Marinella di Selinunte, frazione del comune di Castelvetrano, nel trapanese, è un borgo di pescatori: lo è dalla metà dell’Ottocento, quando qui cominciò a stanziarsi chi, proveniente da località come Cefalù, Porticello, Balestrate e Castellammare del Golfo, aveva scoperto che nelle acque antistanti a questa porzione di costa siciliana si pescava abbondantemente. Un lavoro che si è fatto tradizione, un mestiere duro e faticoso, tramandato di generazione in generazione, che oggi ottiene un riconoscimento importante: nasce, infatti, il Presidio Slow Food della pesca tradizionale del Golfo di Selinunte.

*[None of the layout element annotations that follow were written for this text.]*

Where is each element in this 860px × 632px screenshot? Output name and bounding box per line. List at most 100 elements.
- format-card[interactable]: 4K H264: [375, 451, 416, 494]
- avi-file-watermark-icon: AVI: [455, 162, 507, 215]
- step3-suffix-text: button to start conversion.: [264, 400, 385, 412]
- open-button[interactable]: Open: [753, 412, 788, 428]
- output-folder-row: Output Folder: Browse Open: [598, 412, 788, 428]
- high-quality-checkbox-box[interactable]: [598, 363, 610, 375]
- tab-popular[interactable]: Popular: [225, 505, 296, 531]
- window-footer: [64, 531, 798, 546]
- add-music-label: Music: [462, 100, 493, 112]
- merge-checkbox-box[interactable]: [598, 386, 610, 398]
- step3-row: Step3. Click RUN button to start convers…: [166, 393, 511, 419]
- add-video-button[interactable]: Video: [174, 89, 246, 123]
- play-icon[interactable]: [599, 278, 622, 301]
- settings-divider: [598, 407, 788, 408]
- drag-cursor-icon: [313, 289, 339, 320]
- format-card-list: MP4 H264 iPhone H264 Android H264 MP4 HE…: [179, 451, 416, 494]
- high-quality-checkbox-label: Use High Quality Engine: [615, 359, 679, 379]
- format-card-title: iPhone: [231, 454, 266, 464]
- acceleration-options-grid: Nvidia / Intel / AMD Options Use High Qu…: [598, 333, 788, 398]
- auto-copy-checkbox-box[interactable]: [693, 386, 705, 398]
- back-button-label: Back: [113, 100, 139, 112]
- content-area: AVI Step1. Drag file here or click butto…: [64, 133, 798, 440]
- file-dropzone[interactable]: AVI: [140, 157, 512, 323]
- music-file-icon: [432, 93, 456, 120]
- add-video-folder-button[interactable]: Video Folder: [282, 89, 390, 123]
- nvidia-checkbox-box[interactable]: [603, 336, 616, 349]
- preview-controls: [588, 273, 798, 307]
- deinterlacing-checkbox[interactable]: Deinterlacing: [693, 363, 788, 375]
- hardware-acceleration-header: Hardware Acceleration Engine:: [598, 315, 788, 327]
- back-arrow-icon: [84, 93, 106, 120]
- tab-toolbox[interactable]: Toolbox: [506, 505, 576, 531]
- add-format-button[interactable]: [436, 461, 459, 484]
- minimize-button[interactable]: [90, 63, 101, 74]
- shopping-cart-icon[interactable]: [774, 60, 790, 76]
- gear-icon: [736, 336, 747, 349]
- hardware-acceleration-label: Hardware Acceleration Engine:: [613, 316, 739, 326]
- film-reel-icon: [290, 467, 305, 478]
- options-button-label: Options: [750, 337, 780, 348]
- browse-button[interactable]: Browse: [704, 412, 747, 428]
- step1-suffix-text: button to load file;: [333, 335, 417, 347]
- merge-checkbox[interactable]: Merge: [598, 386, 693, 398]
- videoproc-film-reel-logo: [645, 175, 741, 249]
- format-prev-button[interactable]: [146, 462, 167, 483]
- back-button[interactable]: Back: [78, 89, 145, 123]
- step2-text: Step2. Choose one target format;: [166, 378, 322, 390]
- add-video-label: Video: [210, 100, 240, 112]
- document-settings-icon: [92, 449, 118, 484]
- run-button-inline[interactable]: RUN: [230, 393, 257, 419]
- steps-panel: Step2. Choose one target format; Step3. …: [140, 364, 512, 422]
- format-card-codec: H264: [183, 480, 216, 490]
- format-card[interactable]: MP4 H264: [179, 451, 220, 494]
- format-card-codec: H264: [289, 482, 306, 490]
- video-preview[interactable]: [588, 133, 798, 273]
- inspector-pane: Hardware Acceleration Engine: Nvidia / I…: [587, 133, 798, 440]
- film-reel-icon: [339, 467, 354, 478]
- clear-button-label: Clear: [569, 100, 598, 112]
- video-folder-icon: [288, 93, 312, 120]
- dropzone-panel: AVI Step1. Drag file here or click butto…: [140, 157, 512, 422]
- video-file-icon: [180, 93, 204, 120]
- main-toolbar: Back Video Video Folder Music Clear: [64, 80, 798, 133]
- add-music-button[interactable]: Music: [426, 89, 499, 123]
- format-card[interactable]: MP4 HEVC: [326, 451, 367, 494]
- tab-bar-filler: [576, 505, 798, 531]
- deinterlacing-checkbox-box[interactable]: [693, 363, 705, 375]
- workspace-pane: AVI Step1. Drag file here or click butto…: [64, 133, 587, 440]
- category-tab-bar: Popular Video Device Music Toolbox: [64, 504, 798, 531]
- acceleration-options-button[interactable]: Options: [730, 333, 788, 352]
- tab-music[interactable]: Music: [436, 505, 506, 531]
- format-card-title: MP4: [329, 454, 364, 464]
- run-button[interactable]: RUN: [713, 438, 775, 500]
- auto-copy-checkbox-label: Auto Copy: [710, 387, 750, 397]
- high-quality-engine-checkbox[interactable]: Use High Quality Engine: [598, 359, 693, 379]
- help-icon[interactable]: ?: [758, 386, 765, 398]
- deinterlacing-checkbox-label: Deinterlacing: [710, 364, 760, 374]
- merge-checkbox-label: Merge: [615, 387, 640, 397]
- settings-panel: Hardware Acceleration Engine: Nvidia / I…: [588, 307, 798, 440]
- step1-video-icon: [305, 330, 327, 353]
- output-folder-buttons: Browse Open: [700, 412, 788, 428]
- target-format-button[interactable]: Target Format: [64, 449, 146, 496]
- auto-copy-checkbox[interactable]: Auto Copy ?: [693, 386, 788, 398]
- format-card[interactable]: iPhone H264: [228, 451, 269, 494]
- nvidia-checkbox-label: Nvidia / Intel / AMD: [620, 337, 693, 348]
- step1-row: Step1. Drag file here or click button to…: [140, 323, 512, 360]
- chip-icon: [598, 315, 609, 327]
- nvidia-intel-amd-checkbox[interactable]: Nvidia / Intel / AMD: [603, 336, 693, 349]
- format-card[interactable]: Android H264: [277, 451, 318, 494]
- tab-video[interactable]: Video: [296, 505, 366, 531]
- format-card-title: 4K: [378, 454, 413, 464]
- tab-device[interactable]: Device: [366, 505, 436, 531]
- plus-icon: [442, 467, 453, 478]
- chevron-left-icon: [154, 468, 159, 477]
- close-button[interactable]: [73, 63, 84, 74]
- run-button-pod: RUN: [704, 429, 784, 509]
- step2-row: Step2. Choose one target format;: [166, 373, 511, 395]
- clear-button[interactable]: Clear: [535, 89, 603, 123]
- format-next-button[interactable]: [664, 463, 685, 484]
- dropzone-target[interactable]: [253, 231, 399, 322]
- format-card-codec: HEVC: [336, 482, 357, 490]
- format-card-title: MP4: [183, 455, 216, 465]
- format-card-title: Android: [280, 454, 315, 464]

Che cosa significa pesca artigianale
“Questo Presidio Slow Food non tutela esclusivamente le sardine, che vivono abbondanti nelle acque di fronte a Marina di Selinunte, o altre specie ittiche: tutela il modo di lavorare dei pescatori”, spiega Serafina Di Rosa, portavoce della Comunità Slow Food per la valorizzazione dell’Alto Belice e referente dei nove pescatori che, già oggi, aderiscono al rigido disciplinare che ne regola l’attività. “Sono grati che un’associazione importante come Slow Food si sia accorta del loro lavoro, e sono contenti che gli venga riconosciuta l’attenzione che ci mettono” prosegue Di Rosa. Un lavoro che ancora oggi viene svolto in modo artigianale, intendendo con questo non solo, ovviamente, che non si pesca a strascico, che il pesce non viene abbattuto e che non viene conservato in frigorifero, ma proprio che l’intera attività viene portata avanti come un secolo e mezzo fa: “Calando le reti a mano, pulendole dalle alghe, tolte una per una sul molo, vendendo il pescato della notte con un’asta mattutina aperta a tutti, un momento che d’estate richiama anche molti turisti ma che i pescatori fanno indipendentemente dal fatto che i potenziali acquirenti siano tre o trecento”. Perché così vuole la tradizione e così, quindi, si continua a fare.
Pesce di stagione
Il disciplinare del Presidio Slow Food parla chiaro e vieta la cattura di esemplari giovanili e fuori stagione. Già, perché non solo la verdura è di stagione, anche il pesce ha un calendario da rispettare: chi pesca in un certo modo lo sa bene, e sbagliare razza e mese può incidere pesantemente sugli stock ittici disponibili. “Parlando di sardine, ad esempio, qui la cosiddetta neonata non si pesca”, aggiunge Serafina Di Rosa. La sardina, in un certo senso, di Selinunte è la regina: “Tradizionalmente arriva nel Golfo di Selinunte intorno alla metà di marzo – una ricorrenza che viene celebrata con un timballo di bucatini, verdure primaverili e sardine fresche, la pasta a tianu di San Giuseppe, chiamata così in onore del santo che si celebra il 19 del mese – e vi rimane fino a fine agosto o inizio settembre” aggiunge la portavoce. Ma di certo la sardina non rappresenta l’unica risorsa che questo specchio di mare può offrire: per citarne qualcuno, ci sono gli sgombri in primavera, la seppia anche in estate, il dentice e la mazzancolla tra l’estate e l’autunno, a seguire la spigola, la sogliola e l’orata, la lampuga.
Se un tempo la marineria di Selinunte era florida, oggi non lo è più altrettanto: il lavoro continua a essere duro, ma meno redditizio di un tempo. Le imbarcazioni sono piccole, le quantità di pescato non sono abbondanti, e il rischio che un modo di pescare decisamente più sostenibile di molti altri scompaia c’è. Ecco perché Slow Food ha deciso di presidiarlo.